Ms Ley, PICTURED, said that while the allegations, made on the ABC’s Four Corners program, were concerning, the NSW Government’s enquiry, headed by retired Australian National Water Commission Chair and Chief Executive Officer, Ken Matthews, had to be allowed to run its course.

The Federal Government is awaiting the outcome of NSW’s independent inquiry into the allegations of irrigators illegally pumping environmental water, with Federal Water Minister and Deputy Prime Minister, Barnaby Joyce, maintaining it is a State issue.

“The areas where the water has been allegedly taken from isn’t in my electorate, so I don’t actually know what the truth is,” Ms Ley said. “I would always treat with caution what the ABC’s Four Corners program alleges, we saw the devastating effects from a knee jerk reaction by the Labor government when reacting to the program’s report on the live cattle export trade in the Northern Territory.

“It decimated the industry and northern Australia still hasn’t recovered.”

The issue has prompted South Australian Water Minister, Ian Hunter, to call for a judicial inquiry, while others are demanding a Royal Commission.

Mr Hunter branded Mr Joyce’s reaction to the allegations “a National Party cover-up”.

Meanwhile, local stakeholders and Councils in our region have been voicing their concerns, which has seen a moratorium on the pipeline to Broken Hill being imposed.

“It isn’t an outright call to ban the building of the nearly half a billion dollar project, but rather to put it on hold until we know what is happening with the water availability in the system,” Mildura Mayor Glenn Milne explained.

“Concerns about a pipeline lie in the fact that a viable business plan hasn’t been developed to support that case for it, and there is a view that if adequate water is available upstream to provide sustainable flows to the Menindee Lakes (providing it isn’t siphoned off from the Barwon and Darling rivers upstream), then building the pipeline may not be as vital as it is being portrayed.”

Broken Hill’s Mayor Darriea Turley, having earlier called for an urgent inquiry, led the charge at the Council’s meeting to put the pipeline project on hold, with her fellow councillors voting almost unanimously to endorse this position

On a positive note, Ms Ley said that rural and regional Australia had a promising future, and while water availability was key to this region’s sustainability, the full implementation of the Murray Darling Basin Plan was pivotal to this being achieved.

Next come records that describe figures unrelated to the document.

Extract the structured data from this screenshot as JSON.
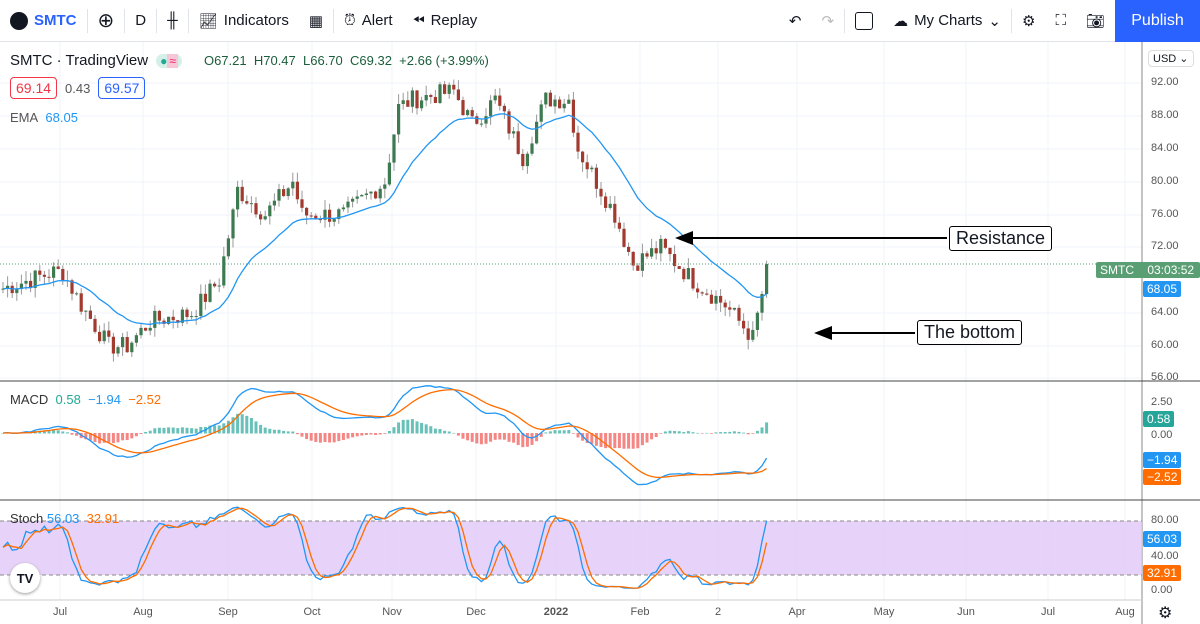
{
  "toolbar": {
    "symbol": "SMTC",
    "interval": "D",
    "indicators": "Indicators",
    "alert": "Alert",
    "replay": "Replay",
    "my_charts": "My Charts",
    "publish": "Publish"
  },
  "legend": {
    "title": "SMTC · TradingView",
    "open": "O67.21",
    "high": "H70.47",
    "low": "L66.70",
    "close": "C69.32",
    "change": "+2.66 (+3.99%)",
    "bid": "69.14",
    "spread": "0.43",
    "ask": "69.57",
    "ema_label": "EMA",
    "ema_value": "68.05"
  },
  "macd": {
    "label": "MACD",
    "hist": "0.58",
    "macd": "−1.94",
    "signal": "−2.52"
  },
  "stoch": {
    "label": "Stoch",
    "k": "56.03",
    "d": "32.91"
  },
  "price_axis": {
    "currency": "USD",
    "ticks": [
      "92.00",
      "88.00",
      "84.00",
      "80.00",
      "76.00",
      "72.00",
      "64.00",
      "60.00",
      "56.00"
    ],
    "last_symbol": "SMTC",
    "countdown": "03:03:52",
    "ema_tag": "68.05"
  },
  "macd_axis": {
    "ticks": [
      "2.50",
      "0.00"
    ],
    "hist_tag": "0.58",
    "macd_tag": "−1.94",
    "signal_tag": "−2.52"
  },
  "stoch_axis": {
    "ticks": [
      "80.00",
      "40.00",
      "0.00"
    ],
    "k_tag": "56.03",
    "d_tag": "32.91"
  },
  "time_axis": [
    "Jul",
    "Aug",
    "Sep",
    "Oct",
    "Nov",
    "Dec",
    "2022",
    "Feb",
    "2",
    "Apr",
    "May",
    "Jun",
    "Jul",
    "Aug"
  ],
  "annotations": {
    "resistance": "Resistance",
    "bottom": "The bottom"
  },
  "colors": {
    "up": "#3d7a4f",
    "down": "#a33a2f",
    "ema": "#2196f3",
    "macd": "#2196f3",
    "signal": "#ff6d00",
    "stoch_band": "#e1c8f7"
  },
  "chart_data": {
    "type": "candlestick",
    "price_range": [
      56,
      96
    ],
    "waypoints": [
      [
        0,
        67
      ],
      [
        11,
        69
      ],
      [
        13,
        69
      ],
      [
        17,
        65
      ],
      [
        23,
        60
      ],
      [
        27,
        60
      ],
      [
        32,
        63
      ],
      [
        41,
        64
      ],
      [
        47,
        68
      ],
      [
        50,
        76
      ],
      [
        51,
        79
      ],
      [
        57,
        76
      ],
      [
        63,
        80
      ],
      [
        65,
        76
      ],
      [
        74,
        76
      ],
      [
        83,
        80
      ],
      [
        86,
        89
      ],
      [
        89,
        90
      ],
      [
        98,
        91
      ],
      [
        102,
        87
      ],
      [
        107,
        90
      ],
      [
        113,
        83
      ],
      [
        118,
        90
      ],
      [
        123,
        90
      ],
      [
        125,
        84
      ],
      [
        133,
        76
      ],
      [
        137,
        70
      ],
      [
        143,
        72
      ],
      [
        150,
        68
      ],
      [
        157,
        65
      ],
      [
        163,
        61
      ],
      [
        166,
        69
      ]
    ]
  }
}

“We are seeing an increase in the migration to regional hubs like Mildura, Albury, Wagga and Dubbo, and that will then flow on to smaller towns,” she said.

“Commodity prices by and large have been strong, and the sector is beginning to benefit from stronger demand for our produce from overseas consumers, particularly Asia.”

Ms Ley was asked to comment on her government’s continual poor showing in the polls, and was even asked what action they can take to be competitive at the next election.

“The polls tell me that people are losing faith in politics, for a lot of people politicians are not their favourite people, but they quite like their local members, and I am always enormously encouraged by the response I get from people I meet throughout my electorate,” she said.

“I am listening to them and to their concerns and they are all valid,  therefore we must work harder to win people’s trust.”